Over the past several months, you’ve likely heard the term “Managed Detection and Response” (MDR). And while the term is often used, it is seldom defined, and, when it is, the service description is usually vague. It’s hard to tell if the vendor is using proprietary technology or if the solution is vaporware or still in development. To make matters more confusing, each vendor seems to define MDR differently, making it very hard to compare solutions. This blog post will demystify the term MDR and provide helpful tips on selecting an MDR vendor.
What the experts say
According to Gartner Peer Insights, “Managed detection and response (MDR) providers deliver 24/7 threat monitoring, detection, and lightweight response services to customers leveraging a combination of technologies deployed at the host and network layers, advanced analytics, threat intelligence, and human expertise in incident investigation and response. MDR providers undertake incident validation and can offer remote response services, such as threat containment, and support in bringing a customer's environment back to some form of “known good.” – Gartner Peer Insights
That’s quite a lengthy definition, so let’s break it down. First, this is a combination of products, creating alerts for security issues (or possible security issues. Those alerts are fed to a 24/7 team. Therefore, MDR is a service, not a product. MDR detects threats that your other security layers miss, and then the team reviews those alerts. Finally, the MDR technology (and team) supports you in getting your client’s environment back to a known good state.
How to select an MDR vendor
One of the most important parts of selecting an MDR vendor is finding a relationship in which you are comfortable. If you’ve ever bought a new car, you likely went from one dealership to the next to buy the exact same vehicle. What made the difference? The buying experience or the relationship with the dealer?
Procuring an MDR solution is similar. While every MDR solution is a bit different, the relationship is key. Today’s breaches can start and end inside of 10 minutes. That means there is no need to blink, eat, or sometimes even breathe. Because speed is so important, you must have absolute trust that your vendor has your best interest at heart.
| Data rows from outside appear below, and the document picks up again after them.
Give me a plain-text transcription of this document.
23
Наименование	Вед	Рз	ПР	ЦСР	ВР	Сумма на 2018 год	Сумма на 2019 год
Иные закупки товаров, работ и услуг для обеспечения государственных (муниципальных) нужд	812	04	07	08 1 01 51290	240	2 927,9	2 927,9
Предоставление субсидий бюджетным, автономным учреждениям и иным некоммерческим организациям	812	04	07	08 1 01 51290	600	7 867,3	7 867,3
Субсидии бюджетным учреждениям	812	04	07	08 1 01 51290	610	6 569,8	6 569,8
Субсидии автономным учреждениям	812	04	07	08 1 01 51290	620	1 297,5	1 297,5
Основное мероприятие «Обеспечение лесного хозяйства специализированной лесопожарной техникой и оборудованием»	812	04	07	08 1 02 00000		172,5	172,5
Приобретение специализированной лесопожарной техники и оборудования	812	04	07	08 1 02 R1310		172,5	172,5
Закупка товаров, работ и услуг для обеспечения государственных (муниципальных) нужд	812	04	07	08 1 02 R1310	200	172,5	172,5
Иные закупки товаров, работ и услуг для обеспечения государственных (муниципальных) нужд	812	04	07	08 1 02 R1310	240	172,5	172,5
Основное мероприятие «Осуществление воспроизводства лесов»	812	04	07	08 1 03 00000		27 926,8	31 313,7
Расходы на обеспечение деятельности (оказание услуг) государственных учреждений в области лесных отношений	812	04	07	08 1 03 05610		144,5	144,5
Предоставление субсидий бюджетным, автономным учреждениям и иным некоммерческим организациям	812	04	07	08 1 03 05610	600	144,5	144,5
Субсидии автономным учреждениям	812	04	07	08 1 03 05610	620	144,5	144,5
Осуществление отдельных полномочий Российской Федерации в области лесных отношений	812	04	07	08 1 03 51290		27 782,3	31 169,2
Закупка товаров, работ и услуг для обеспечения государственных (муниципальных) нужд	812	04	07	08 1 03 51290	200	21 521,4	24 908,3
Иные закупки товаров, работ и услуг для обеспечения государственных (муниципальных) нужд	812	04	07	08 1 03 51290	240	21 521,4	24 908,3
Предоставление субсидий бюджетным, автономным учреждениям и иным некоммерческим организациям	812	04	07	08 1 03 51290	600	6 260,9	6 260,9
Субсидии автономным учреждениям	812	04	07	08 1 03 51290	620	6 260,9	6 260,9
They should care about your clients and value their relationship with your company, not just as a client but also as human beings.
Another criteria to consider is the human element. If your biggest client has a breach, you want to be able to reach the support team quickly, understand them without a language barrier, and trust their expertise: this vendor should not learn at your expense during your client’s worst moments.
Is MDR the silver bullet?
It is so easy to yearn for a silver bullet — one solution that will solve all your cybersecurity woes. Unfortunately, that’s not realistic. MDR is an important piece of the puzzle, but it’s not the answer to every problem. In fact, for MDR to work efficiently and effectively, you must have some basic protections in place: patching, anti-phishing, password management, and more. If you don’t have those protections in place, MDR will create a lot of noisy alerts. And while all those alerts are the MDR provider’s problem, you share some responsibility in minimizing the burden. Otherwise, the resulting “alert fatigue” could lead to missing a legitimate threat.
As you evaluate MDR solutions, refer to this overview to understand the solution, see how to select a vendor, and then ask educated questions. Once you’ve found the best vendor for your company, you’re ready to add this solution to your offering and provide even better security to your clientele.